Lamont Brightful

No. 45
- Position: Cornerback

Personal information
- Born: January 29, 1979 (age 47) Oak Harbor, Washington, U.S.

Career information
- College: Eastern Washington
- NFL draft: 2002: 6th round, 195th overall pick

Career history
- 2002–2003: Baltimore Ravens
- 2004: Miami Dolphins
- 2005: Frankfurt Galaxy
- 2005: New York Giants
- 2006: Montreal Alouettes
- 2007: Calgary Stampeders
- Stats at Pro Football Reference

= Lamont Brightful =

American football player (born 1979)

Lamont Eugene Brightful (born January 29, 1979) is an American former professional football player. Prior to attending Eastern Washington University, Brightful graduated from Mariner High School in Everett, Washington, where he was a standout defensive back, wide receiver, and kick returner.

==College career==
Brightful played college football at Eastern Washington University. He was also a skilled kick returner, and holds the Div 1AA record for average kick return yards at 30, with over 65 attempts from 1998 to 2001.

==Professional career==
Brightful was selected by the Baltimore Ravens in the sixth round of the 2002 NFL draft with the 195th overall pick. He played for the Ravens during the 2002 and 2003 seasons, where he was used mostly as a return man.

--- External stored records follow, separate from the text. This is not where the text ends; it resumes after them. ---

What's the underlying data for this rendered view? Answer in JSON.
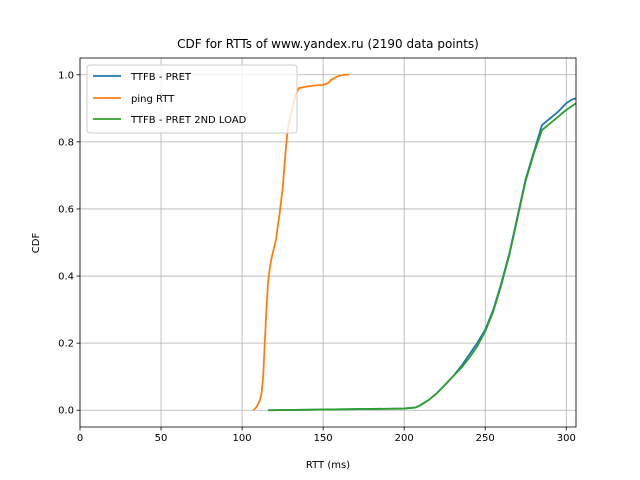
{
  "chart_data": {
    "type": "line",
    "title": "CDF for RTTs of www.yandex.ru (2190 data points)",
    "xlabel": "RTT (ms)",
    "ylabel": "CDF",
    "xlim": [
      0,
      306
    ],
    "ylim": [
      -0.05,
      1.05
    ],
    "xticks": [
      0,
      50,
      100,
      150,
      200,
      250,
      300
    ],
    "yticks": [
      0.0,
      0.2,
      0.4,
      0.6,
      0.8,
      1.0
    ],
    "xtick_labels": [
      "0",
      "50",
      "100",
      "150",
      "200",
      "250",
      "300"
    ],
    "ytick_labels": [
      "0.0",
      "0.2",
      "0.4",
      "0.6",
      "0.8",
      "1.0"
    ],
    "grid": true,
    "legend_position": "top-left",
    "series": [
      {
        "name": "TTFB - PRET",
        "color": "#1f77b4",
        "x": [
          116,
          150,
          200,
          207,
          210,
          215,
          220,
          225,
          230,
          235,
          240,
          245,
          250,
          255,
          260,
          265,
          270,
          275,
          280,
          285,
          290,
          295,
          300,
          303,
          306
        ],
        "y": [
          0.0,
          0.002,
          0.005,
          0.008,
          0.015,
          0.03,
          0.05,
          0.075,
          0.1,
          0.13,
          0.165,
          0.2,
          0.24,
          0.3,
          0.38,
          0.47,
          0.58,
          0.69,
          0.77,
          0.85,
          0.87,
          0.89,
          0.915,
          0.925,
          0.93
        ]
      },
      {
        "name": "ping RTT",
        "color": "#ff7f0e",
        "x": [
          107,
          109,
          111,
          112,
          113,
          114,
          115,
          116,
          117,
          118,
          119,
          120,
          121,
          122,
          123,
          124,
          125,
          126,
          127,
          128,
          129,
          130,
          131,
          132,
          133,
          134,
          135,
          140,
          145,
          150,
          153,
          155,
          158,
          160,
          163,
          166
        ],
        "y": [
          0.0,
          0.01,
          0.03,
          0.05,
          0.1,
          0.2,
          0.3,
          0.38,
          0.42,
          0.45,
          0.47,
          0.49,
          0.51,
          0.55,
          0.58,
          0.62,
          0.66,
          0.72,
          0.78,
          0.83,
          0.86,
          0.88,
          0.9,
          0.92,
          0.94,
          0.95,
          0.96,
          0.965,
          0.968,
          0.97,
          0.975,
          0.985,
          0.993,
          0.997,
          1.0,
          1.0
        ]
      },
      {
        "name": "TTFB - PRET 2ND LOAD",
        "color": "#2ca02c",
        "x": [
          116,
          150,
          200,
          207,
          210,
          215,
          220,
          225,
          230,
          235,
          240,
          245,
          250,
          255,
          260,
          265,
          270,
          275,
          280,
          285,
          290,
          295,
          300,
          303,
          306
        ],
        "y": [
          0.0,
          0.002,
          0.005,
          0.008,
          0.015,
          0.03,
          0.05,
          0.075,
          0.1,
          0.125,
          0.155,
          0.19,
          0.235,
          0.295,
          0.375,
          0.465,
          0.575,
          0.685,
          0.765,
          0.835,
          0.855,
          0.875,
          0.895,
          0.905,
          0.915
        ]
      }
    ]
  }
}
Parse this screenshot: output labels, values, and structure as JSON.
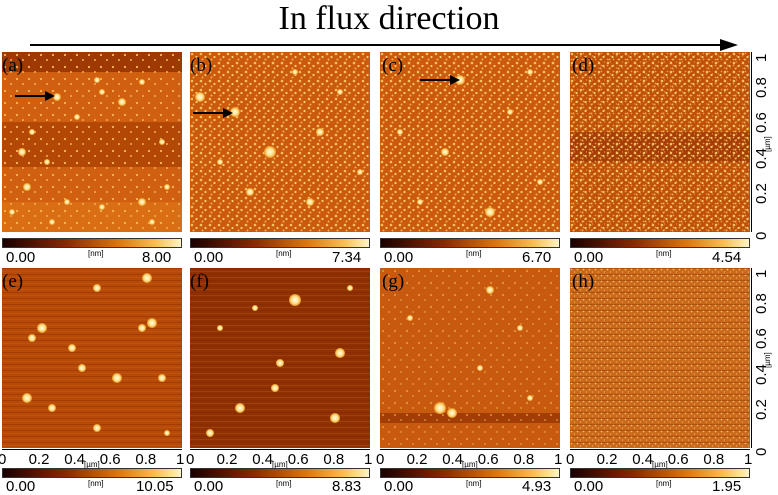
{
  "title": "In flux direction",
  "panels": [
    {
      "label": "(a)",
      "cmin": "0.00",
      "cmax": "8.00",
      "unit": "[nm]"
    },
    {
      "label": "(b)",
      "cmin": "0.00",
      "cmax": "7.34",
      "unit": "[nm]"
    },
    {
      "label": "(c)",
      "cmin": "0.00",
      "cmax": "6.70",
      "unit": "[nm]"
    },
    {
      "label": "(d)",
      "cmin": "0.00",
      "cmax": "4.54",
      "unit": "[nm]"
    },
    {
      "label": "(e)",
      "cmin": "0.00",
      "cmax": "10.05",
      "unit": "[nm]"
    },
    {
      "label": "(f)",
      "cmin": "0.00",
      "cmax": "8.83",
      "unit": "[nm]"
    },
    {
      "label": "(g)",
      "cmin": "0.00",
      "cmax": "4.93",
      "unit": "[nm]"
    },
    {
      "label": "(h)",
      "cmin": "0.00",
      "cmax": "1.95",
      "unit": "[nm]"
    }
  ],
  "axis": {
    "ticks": [
      "0",
      "0.2",
      "0.4",
      "0.6",
      "0.8",
      "1"
    ],
    "unit": "[µm]"
  },
  "colors": {
    "dark": "#5a1500",
    "mid": "#c85a08",
    "bright": "#f4a040",
    "particle": "#fff2c0"
  }
}
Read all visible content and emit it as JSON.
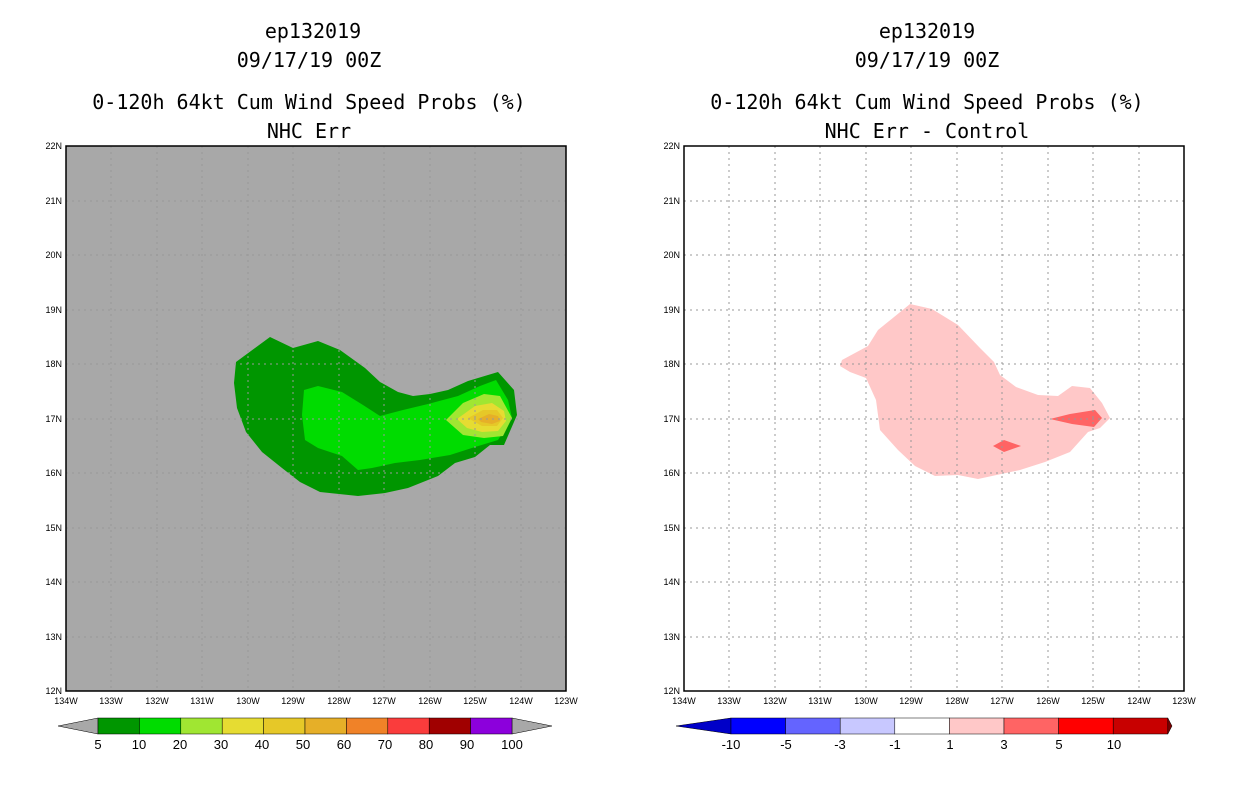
{
  "colors": {
    "land": "#a8a8a8",
    "grid": "#999999"
  },
  "left_panel": {
    "storm_id": "ep132019",
    "datetime": "09/17/19 00Z",
    "title": "0-120h 64kt Cum Wind Speed Probs (%)",
    "subtitle": "NHC Err",
    "lat_labels": [
      "22N",
      "21N",
      "20N",
      "19N",
      "18N",
      "17N",
      "16N",
      "15N",
      "14N",
      "13N",
      "12N"
    ],
    "lon_labels": [
      "134W",
      "133W",
      "132W",
      "131W",
      "130W",
      "129W",
      "128W",
      "127W",
      "126W",
      "125W",
      "124W",
      "123W"
    ],
    "colorbar": {
      "labels": [
        "5",
        "10",
        "20",
        "30",
        "40",
        "50",
        "60",
        "70",
        "80",
        "90",
        "100"
      ],
      "colors": [
        "#009600",
        "#00dc00",
        "#a0e632",
        "#e6dc32",
        "#e6c828",
        "#e6af28",
        "#f08228",
        "#fa3c3c",
        "#a00000",
        "#8c00dc"
      ]
    }
  },
  "right_panel": {
    "storm_id": "ep132019",
    "datetime": "09/17/19 00Z",
    "title": "0-120h 64kt Cum Wind Speed Probs (%)",
    "subtitle": "NHC Err - Control",
    "lat_labels": [
      "22N",
      "21N",
      "20N",
      "19N",
      "18N",
      "17N",
      "16N",
      "15N",
      "14N",
      "13N",
      "12N"
    ],
    "lon_labels": [
      "134W",
      "133W",
      "132W",
      "131W",
      "130W",
      "129W",
      "128W",
      "127W",
      "126W",
      "125W",
      "124W",
      "123W"
    ],
    "colorbar": {
      "labels": [
        "-10",
        "-5",
        "-3",
        "-1",
        "1",
        "3",
        "5",
        "10"
      ],
      "colors": [
        "#0000c8",
        "#0000ff",
        "#6464ff",
        "#c8c8ff",
        "#ffffff",
        "#ffc8c8",
        "#ff6464",
        "#ff0000",
        "#c80000",
        "#780000"
      ]
    }
  }
}
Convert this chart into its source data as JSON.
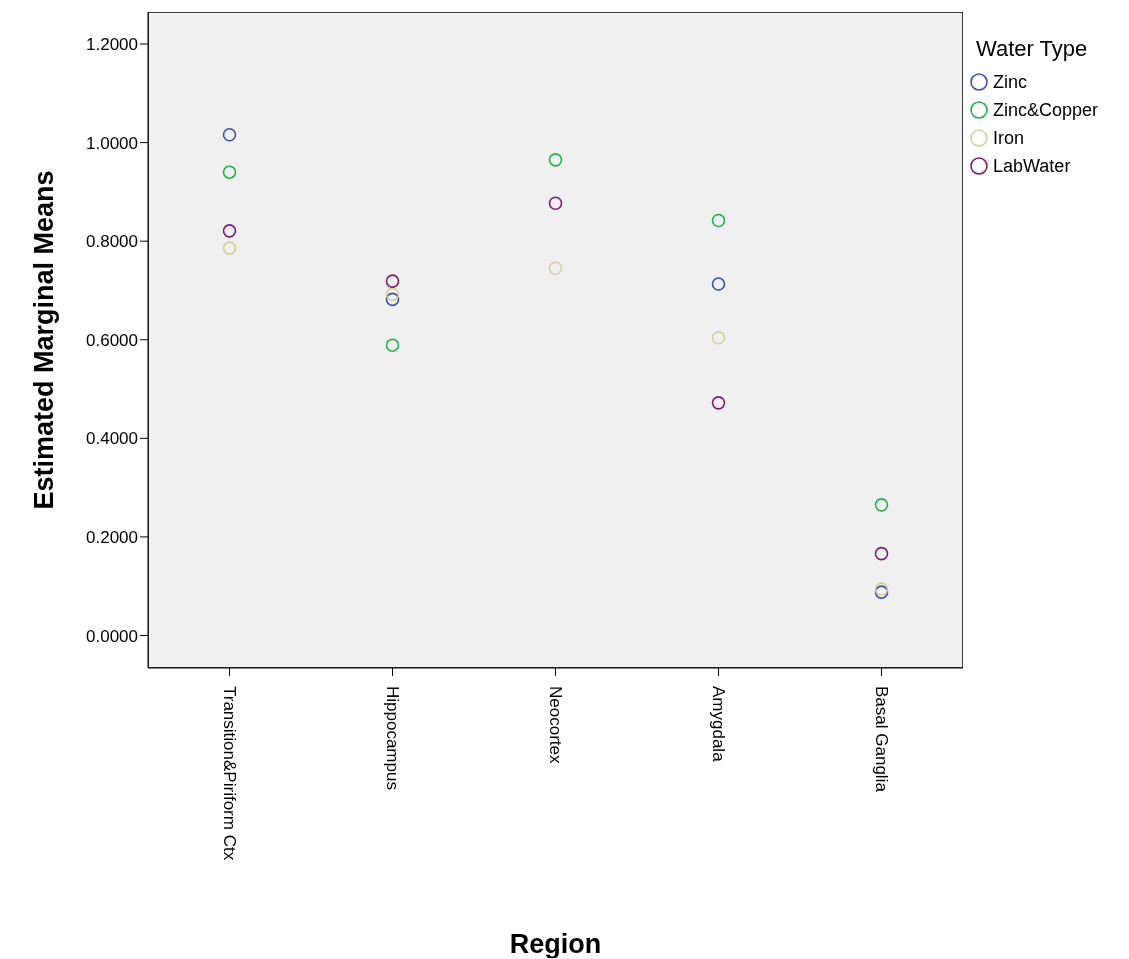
{
  "chart_data": {
    "type": "scatter",
    "xlabel": "Region",
    "ylabel": "Estimated Marginal Means",
    "legend_title": "Water Type",
    "categories": [
      "Transition&Piriform Ctx",
      "Hippocampus",
      "Neocortex",
      "Amygdala",
      "Basal Ganglia"
    ],
    "series": [
      {
        "name": "Zinc",
        "color": "#3b50a8",
        "values": [
          1.016,
          0.682,
          null,
          0.713,
          0.088
        ]
      },
      {
        "name": "Zinc&Copper",
        "color": "#22b14c",
        "values": [
          0.94,
          0.589,
          0.965,
          0.842,
          0.265
        ]
      },
      {
        "name": "Iron",
        "color": "#d9cf9a",
        "values": [
          0.786,
          0.692,
          0.745,
          0.604,
          0.094
        ]
      },
      {
        "name": "LabWater",
        "color": "#7b1e74",
        "values": [
          0.821,
          0.719,
          0.877,
          0.472,
          0.166
        ]
      }
    ],
    "ylim": [
      -0.066,
      1.265
    ],
    "yticks": [
      {
        "value": 0,
        "label": "0.0000"
      },
      {
        "value": 0.2,
        "label": "0.2000"
      },
      {
        "value": 0.4,
        "label": "0.4000"
      },
      {
        "value": 0.6,
        "label": "0.6000"
      },
      {
        "value": 0.8,
        "label": "0.8000"
      },
      {
        "value": 1,
        "label": "1.0000"
      },
      {
        "value": 1.2,
        "label": "1.2000"
      }
    ],
    "marker": "circle",
    "legend": "top right"
  }
}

Brightful was released by the Ravens at the conclusion of the preseason in 2004 and signed with the Miami Dolphins. He was released from the team in 2005. Brightful was cut after having three fumbles in a game as a punt returner against the Cincinnati Bengals.

Brightful was then picked up by the New York Giants and went overseas to play for the Frankfurt Galaxy as cornerback. In 2005, he was ranked the top returner in the league.

In 2006, he joined the Montreal Alouettes in the Canadian Football League as a punt returner and cornerback.

Brightful works as an elite sports performance coach in Richland, Washington at Power Alley Performance, LLC.